Fairleigh Dickinson University’s library lets students check out all types of e-readers that hold different educational and noneducational materials.

A large number of universities have launched pilot programs that ask students to read their textbooks on e-readers, including the Amazon Kindle DX, Sony Reader, and enTourage eDGe.

Printed Textbook Facing Extinction?


Statistics indicate that the e-book market, driven by individual readers, has taken off and by 2018, it will have hauled in $9.6 billion in revenue assuming a projected annual growth rate of 43 percent. In 2009 alone, 22 million e-book readers were shipped, which earned $431 million in revenue, according to numbers published by Tech Crunchies?Internet Statistics and Numbers.

Publishers of school textbooks held monopoly power over prices of schoolbooks and are now facing extinction unless they move into the digital awareness age. It is not a secret to them “that their current model is doomed,” said Peter S. Fader, co-director of the Wharton Business School’s Interactive Media Initiative (WIMI), in a recent KW article.

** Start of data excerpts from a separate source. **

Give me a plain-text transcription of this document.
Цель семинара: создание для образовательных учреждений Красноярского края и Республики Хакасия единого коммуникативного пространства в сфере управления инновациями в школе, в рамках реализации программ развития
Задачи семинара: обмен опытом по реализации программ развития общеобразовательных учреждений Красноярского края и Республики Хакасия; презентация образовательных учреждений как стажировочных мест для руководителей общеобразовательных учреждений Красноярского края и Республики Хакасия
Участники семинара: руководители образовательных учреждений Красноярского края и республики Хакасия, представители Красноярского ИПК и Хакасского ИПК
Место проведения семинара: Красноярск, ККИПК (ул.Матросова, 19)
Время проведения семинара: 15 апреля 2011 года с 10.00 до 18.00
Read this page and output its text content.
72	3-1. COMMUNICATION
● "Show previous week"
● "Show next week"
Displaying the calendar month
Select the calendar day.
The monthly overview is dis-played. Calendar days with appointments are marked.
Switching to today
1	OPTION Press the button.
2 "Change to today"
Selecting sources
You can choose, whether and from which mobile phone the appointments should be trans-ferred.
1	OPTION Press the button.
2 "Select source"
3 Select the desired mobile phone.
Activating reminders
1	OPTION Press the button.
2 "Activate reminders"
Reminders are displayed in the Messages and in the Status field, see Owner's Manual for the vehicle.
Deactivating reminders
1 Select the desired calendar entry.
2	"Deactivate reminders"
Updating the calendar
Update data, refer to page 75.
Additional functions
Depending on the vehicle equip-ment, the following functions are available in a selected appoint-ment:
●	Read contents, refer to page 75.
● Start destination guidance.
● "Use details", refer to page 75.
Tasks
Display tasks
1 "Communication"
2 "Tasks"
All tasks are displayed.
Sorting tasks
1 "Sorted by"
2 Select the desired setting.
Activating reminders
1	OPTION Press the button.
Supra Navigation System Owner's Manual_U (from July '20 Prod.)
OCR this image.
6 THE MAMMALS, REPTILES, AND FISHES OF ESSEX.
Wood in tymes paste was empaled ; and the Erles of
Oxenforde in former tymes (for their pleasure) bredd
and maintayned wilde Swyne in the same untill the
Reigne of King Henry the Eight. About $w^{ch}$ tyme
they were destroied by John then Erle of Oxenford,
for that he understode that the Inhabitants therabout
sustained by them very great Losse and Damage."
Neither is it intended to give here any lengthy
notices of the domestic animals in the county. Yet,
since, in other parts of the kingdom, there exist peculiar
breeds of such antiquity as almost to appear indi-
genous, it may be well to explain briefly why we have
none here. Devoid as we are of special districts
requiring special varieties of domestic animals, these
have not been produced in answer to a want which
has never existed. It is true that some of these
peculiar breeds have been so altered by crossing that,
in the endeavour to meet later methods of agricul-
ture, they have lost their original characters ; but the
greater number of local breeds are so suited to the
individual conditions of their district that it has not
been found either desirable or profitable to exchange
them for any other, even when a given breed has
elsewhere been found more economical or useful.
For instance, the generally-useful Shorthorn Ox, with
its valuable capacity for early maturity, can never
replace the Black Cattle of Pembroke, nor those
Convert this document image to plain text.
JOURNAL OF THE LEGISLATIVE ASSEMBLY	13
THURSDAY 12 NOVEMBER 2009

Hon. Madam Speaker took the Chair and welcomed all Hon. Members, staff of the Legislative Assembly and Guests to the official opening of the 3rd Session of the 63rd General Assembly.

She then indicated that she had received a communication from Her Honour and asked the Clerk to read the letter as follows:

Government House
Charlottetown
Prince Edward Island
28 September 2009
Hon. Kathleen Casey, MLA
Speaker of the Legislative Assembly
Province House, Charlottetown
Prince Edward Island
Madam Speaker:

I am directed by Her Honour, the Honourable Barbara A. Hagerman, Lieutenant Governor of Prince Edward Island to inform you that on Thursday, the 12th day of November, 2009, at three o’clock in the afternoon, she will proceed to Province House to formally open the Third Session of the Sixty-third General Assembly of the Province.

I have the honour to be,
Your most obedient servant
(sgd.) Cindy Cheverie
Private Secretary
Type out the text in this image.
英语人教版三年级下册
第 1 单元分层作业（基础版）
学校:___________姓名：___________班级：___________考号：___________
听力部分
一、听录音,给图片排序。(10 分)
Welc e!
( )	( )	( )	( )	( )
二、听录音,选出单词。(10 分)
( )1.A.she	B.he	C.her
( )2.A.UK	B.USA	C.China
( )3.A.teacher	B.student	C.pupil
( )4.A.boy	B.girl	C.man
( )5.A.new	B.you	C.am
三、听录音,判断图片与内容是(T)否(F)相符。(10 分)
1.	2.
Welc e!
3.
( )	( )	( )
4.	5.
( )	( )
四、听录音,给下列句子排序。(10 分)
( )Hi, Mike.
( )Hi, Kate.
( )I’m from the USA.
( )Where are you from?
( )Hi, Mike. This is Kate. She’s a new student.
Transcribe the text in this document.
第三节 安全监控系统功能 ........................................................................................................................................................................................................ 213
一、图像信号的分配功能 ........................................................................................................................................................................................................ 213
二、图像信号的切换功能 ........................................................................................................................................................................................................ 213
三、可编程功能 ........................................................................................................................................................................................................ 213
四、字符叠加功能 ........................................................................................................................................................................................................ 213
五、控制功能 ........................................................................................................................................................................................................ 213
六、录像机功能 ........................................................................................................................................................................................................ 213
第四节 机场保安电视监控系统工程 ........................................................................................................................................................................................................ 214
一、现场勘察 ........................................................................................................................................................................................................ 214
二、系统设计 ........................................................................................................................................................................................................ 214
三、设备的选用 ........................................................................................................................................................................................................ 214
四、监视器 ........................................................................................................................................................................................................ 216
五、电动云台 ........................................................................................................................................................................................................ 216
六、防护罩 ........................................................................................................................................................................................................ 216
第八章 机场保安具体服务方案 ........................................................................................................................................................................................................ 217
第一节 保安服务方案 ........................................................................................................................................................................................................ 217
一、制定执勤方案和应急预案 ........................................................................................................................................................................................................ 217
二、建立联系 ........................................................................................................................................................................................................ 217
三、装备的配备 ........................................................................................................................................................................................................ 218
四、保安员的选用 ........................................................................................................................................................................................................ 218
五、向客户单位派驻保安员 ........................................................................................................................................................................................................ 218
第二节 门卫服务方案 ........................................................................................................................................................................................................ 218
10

The evolution of e-textbooks is influenced by a more complex set of factors: Decisions to go electronic at the university level are made by professors, while those of elementary and high schools are determined by school boards—but the individual will buy it, and thus the cost is distributed among numerous parties.

For elementary and high schools, the change to e-textbooks will be costly and face resistance from teachers and unions until they buy into it. But the California school system’s data shows that e-books save hundreds of dollars for cash-strapped schools and students alike.

To test the waters, the Wharton professors suggest that the e-textbook industry offer discount coupons for products the younger generation covets.

“For example, when students finish a chapter and show mastery by passing a self-assessment quiz, an ad could pop up suggesting they reward themselves with a run to the local Ben & Jerry’s,” according to the KW article.

E-books are downloaded into e-readers and don’t require paper products. When buying a book one doesn’t realize that for a ton of paper, 12 trees are cut down. Furthermore, recycling print materials is not a top priority, with only 5 percent of all paper turned in for recycling.

“The evolution [to E-textbooks] is inevitable. It’s just a question of when,” Fader said.